Martina Gusman and Ricardo Darin in Carancho |
After informing us that traffic accidents are the leading cause of death for Argentines under 35, Pablo Trapero’s insinuating thriller introduces the bottom feeders who profit from vehicular tragedy. Among them is Sosa (Ricardo Darín), a personal-injury lawyer waiting out the temporary loss of his license by working for thugs who scam victims out of the bulk of their insurance settlements. But when one of the ambulances he’s chasing opens to reveal Luján (Martina Gusman), a harried young doctor chasing demons of her own, Sosa begins to reassess his priorities.

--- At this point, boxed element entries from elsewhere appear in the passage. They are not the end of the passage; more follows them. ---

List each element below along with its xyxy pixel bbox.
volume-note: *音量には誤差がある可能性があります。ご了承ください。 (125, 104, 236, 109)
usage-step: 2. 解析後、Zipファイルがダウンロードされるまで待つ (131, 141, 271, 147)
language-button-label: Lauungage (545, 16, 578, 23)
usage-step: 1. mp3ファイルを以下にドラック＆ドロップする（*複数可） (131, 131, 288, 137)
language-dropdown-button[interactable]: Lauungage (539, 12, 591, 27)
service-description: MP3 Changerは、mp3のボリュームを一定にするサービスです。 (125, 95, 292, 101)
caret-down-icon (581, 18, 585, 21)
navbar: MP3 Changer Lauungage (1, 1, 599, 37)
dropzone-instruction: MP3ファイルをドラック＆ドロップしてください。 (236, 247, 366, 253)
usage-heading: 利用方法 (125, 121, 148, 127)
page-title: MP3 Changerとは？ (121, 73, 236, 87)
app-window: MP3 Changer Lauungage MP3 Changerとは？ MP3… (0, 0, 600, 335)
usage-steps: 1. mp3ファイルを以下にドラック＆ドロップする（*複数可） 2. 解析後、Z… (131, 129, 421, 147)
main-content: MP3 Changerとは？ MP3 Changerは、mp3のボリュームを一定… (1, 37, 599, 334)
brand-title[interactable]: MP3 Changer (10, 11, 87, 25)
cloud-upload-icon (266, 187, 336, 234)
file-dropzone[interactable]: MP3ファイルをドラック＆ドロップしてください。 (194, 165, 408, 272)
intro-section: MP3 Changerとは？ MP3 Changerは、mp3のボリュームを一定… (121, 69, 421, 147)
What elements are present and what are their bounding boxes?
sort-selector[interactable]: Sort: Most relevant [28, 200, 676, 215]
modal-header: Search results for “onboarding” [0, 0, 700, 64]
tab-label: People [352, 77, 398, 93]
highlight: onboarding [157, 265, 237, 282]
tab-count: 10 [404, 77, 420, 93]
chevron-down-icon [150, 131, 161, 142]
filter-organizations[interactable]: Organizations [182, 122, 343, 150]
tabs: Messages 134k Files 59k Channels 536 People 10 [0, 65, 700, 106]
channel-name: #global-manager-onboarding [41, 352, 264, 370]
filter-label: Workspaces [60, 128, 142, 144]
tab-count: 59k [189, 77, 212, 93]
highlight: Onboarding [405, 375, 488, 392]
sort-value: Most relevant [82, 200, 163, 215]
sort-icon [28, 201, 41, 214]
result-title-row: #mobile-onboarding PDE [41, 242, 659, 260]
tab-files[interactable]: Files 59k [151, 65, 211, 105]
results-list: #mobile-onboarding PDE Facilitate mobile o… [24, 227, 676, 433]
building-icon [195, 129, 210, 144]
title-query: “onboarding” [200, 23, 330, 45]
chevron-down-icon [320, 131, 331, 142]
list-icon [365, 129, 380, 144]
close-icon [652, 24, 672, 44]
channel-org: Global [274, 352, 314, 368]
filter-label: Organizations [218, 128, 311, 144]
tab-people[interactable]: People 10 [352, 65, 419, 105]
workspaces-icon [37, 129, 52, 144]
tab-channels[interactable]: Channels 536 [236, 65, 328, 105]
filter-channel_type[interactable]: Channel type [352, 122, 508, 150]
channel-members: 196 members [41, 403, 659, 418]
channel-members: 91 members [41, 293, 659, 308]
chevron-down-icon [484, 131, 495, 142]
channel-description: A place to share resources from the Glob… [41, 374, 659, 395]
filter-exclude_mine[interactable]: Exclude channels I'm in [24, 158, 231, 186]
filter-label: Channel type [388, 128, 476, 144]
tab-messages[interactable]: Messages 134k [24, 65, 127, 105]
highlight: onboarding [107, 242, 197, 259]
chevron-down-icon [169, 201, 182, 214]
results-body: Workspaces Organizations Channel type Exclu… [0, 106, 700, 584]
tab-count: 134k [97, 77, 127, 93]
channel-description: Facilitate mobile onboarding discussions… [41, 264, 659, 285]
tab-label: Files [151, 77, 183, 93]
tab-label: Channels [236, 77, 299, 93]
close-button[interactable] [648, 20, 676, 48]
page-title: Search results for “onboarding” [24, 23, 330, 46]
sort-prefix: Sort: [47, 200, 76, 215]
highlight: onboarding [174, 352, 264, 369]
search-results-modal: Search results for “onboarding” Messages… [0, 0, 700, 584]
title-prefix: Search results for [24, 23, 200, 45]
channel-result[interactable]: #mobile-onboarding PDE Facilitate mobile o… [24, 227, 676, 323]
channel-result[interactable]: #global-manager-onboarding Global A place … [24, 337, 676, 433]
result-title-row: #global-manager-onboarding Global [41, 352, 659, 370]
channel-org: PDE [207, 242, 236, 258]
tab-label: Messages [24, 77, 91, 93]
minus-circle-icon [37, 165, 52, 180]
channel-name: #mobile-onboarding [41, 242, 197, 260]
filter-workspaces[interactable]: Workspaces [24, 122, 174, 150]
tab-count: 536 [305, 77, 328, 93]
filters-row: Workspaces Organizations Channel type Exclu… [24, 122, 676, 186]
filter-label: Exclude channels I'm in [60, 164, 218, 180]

Giving vivid life to a satellite industry that preys on the vulnerable, Carancho (the title means “vulture”) unfolds among the corrupt and the desperate, on damp nighttime streets and in bouncing ambulances. At heart an unlovely love story illuminated by sudden flares of violence, the film reeks of hopelessness and moral destitution, offering its lovers few means of escape.
Luckily Darín has some experience playing a character trapped by his past, and as Sosa trawls for cases in morgues and emergency rooms, his gray face hovering over sheet-shrouded gurneys, he looks less like the scavenger of the film’s title than like a weary prisoner of his own mistakes.